Król Jordanii Abdullah II wyraził we wtorek w Rzymie opinię, że "Izrael musi zdecydować, czy zintegruje się definitywnie z regionem, czy też pozostanie poza nim". Jordański monarcha, składający wizytę we Włoszech, dodał, że Izrael musi położyć kres budowie osiedli.
Po spotkaniu z prezydentem Włoch Giorgio Napolitano Abdullah II mówił o podejmowanych przez jego kraj wysiłkach na rzecz postępów w rozwiązaniu konfliktu izraelsko-palestyńskiego. Przyznał, że jest rozczarowany tym, że negocjacje nie posuwają się naprzód.

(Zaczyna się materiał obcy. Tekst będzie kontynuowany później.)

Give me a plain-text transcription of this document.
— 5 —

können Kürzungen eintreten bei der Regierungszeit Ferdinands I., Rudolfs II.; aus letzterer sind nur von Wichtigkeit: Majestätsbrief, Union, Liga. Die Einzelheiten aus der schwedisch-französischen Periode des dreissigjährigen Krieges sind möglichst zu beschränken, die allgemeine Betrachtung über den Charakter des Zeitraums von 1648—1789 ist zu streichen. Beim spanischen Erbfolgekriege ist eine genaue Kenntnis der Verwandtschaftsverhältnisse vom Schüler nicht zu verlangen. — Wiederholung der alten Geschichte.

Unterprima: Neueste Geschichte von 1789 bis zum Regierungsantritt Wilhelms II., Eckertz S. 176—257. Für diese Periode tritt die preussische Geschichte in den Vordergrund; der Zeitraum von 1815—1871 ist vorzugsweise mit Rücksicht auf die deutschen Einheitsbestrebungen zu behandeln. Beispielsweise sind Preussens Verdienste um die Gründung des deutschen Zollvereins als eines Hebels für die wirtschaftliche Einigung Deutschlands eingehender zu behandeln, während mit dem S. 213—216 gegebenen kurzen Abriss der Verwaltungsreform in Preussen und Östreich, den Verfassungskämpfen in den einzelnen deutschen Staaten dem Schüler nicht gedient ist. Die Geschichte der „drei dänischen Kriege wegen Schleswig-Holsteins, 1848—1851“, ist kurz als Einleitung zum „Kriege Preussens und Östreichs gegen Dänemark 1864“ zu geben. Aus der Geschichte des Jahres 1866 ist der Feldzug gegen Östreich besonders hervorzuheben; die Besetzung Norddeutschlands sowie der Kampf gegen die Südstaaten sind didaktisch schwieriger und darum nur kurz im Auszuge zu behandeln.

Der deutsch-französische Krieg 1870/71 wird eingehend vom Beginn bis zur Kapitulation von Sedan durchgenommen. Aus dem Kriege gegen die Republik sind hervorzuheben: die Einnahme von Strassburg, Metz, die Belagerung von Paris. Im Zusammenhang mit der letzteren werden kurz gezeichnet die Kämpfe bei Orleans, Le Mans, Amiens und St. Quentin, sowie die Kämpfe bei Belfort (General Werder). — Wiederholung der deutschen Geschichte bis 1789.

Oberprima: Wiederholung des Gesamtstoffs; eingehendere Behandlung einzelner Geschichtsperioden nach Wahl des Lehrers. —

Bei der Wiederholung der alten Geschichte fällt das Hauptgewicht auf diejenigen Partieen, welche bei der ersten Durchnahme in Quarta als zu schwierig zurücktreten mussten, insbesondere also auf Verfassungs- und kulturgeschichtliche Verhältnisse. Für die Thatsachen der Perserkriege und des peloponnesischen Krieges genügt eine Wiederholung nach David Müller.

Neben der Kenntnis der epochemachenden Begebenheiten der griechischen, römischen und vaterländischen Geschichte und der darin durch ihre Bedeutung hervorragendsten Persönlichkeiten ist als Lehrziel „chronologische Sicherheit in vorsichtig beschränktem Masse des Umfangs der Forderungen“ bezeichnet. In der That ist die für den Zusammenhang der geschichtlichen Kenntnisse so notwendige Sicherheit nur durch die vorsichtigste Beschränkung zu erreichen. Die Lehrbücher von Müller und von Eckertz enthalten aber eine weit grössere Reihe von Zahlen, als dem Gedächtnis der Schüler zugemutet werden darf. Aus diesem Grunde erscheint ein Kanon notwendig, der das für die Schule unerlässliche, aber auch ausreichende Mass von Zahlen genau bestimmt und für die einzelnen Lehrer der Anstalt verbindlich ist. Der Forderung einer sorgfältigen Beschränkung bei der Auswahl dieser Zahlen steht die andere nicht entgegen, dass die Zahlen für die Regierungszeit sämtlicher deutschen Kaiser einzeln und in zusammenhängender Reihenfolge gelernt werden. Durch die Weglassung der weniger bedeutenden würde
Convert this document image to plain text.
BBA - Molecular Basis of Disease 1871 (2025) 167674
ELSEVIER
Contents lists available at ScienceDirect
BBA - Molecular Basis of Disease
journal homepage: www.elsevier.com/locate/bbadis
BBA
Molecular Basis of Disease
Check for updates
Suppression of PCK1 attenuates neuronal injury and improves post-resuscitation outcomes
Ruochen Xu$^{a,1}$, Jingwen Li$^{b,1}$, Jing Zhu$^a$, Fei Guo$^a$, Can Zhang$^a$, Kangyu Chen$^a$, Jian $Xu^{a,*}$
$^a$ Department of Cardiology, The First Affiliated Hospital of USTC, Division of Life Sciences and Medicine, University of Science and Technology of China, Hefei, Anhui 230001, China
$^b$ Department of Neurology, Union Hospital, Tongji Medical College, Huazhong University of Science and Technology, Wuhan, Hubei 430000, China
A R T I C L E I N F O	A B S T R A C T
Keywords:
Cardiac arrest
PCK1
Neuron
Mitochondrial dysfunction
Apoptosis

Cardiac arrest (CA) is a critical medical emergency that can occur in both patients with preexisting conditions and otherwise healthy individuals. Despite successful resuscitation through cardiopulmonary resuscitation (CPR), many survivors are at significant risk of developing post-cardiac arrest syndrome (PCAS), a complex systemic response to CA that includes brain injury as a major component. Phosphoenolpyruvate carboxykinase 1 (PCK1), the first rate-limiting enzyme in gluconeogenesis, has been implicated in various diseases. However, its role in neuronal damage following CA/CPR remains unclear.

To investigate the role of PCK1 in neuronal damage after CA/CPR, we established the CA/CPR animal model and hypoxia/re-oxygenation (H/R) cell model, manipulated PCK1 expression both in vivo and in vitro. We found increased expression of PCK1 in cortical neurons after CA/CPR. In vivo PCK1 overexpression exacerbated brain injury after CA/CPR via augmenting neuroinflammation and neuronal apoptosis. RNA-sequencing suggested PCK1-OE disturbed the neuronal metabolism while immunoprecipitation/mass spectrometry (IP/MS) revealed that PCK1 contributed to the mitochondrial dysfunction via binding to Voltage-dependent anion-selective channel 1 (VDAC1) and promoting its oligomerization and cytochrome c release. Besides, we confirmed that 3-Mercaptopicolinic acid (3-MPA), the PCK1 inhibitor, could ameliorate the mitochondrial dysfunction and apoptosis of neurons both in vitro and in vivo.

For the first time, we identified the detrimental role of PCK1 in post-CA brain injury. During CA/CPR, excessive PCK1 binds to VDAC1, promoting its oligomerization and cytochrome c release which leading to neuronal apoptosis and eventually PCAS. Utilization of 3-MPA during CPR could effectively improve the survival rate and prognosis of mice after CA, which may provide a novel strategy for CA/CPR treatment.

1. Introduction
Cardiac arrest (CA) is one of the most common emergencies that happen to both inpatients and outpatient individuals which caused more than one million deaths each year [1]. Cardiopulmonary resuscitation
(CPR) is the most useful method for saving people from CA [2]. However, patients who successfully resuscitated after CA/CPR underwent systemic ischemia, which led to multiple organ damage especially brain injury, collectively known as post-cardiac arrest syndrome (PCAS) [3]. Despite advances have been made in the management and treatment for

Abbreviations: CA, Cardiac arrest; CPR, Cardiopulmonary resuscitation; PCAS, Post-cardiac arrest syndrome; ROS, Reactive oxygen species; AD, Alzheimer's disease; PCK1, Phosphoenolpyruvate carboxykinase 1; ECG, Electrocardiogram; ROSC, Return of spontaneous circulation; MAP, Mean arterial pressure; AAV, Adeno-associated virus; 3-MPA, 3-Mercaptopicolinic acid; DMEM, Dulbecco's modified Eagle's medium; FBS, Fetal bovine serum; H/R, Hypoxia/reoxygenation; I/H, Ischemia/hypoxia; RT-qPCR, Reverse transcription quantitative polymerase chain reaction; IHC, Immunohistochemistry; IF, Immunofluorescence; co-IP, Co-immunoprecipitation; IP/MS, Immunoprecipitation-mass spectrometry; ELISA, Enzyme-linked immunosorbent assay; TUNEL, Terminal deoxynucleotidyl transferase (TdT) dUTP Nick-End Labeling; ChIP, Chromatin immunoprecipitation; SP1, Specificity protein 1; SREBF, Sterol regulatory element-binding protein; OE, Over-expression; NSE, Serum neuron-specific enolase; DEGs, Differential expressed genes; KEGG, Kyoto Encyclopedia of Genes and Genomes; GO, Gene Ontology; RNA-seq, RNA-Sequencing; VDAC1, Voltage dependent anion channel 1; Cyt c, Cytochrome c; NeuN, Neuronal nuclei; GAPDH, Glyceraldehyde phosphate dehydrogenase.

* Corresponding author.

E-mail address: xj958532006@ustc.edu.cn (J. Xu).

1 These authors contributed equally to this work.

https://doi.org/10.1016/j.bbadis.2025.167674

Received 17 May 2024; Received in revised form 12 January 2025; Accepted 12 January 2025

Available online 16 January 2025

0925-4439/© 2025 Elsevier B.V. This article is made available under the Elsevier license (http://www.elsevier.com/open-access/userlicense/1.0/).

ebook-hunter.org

"Ale nie możemy się wycofać, lecz musimy pracować coraz poważniej, by doprowadzić do powołania dwóch państw i ustanowienia pokoju w regionie, bo alternatywą jest kontynuacja konfliktów" - oświadczył król.
Przypominając inicjatywy podjęte na rzecz pokoju przez społeczność międzynarodową, administrację USA i Unię Europejską, podkreślił, że teraz ruch należy do Izraela.
Podczas wizyty w Wiecznym Mieście monarcha otworzy w Kwirynale wystawę skarbów sztuki swego kraju, od czasów neolitu po okres panowania tureckiego.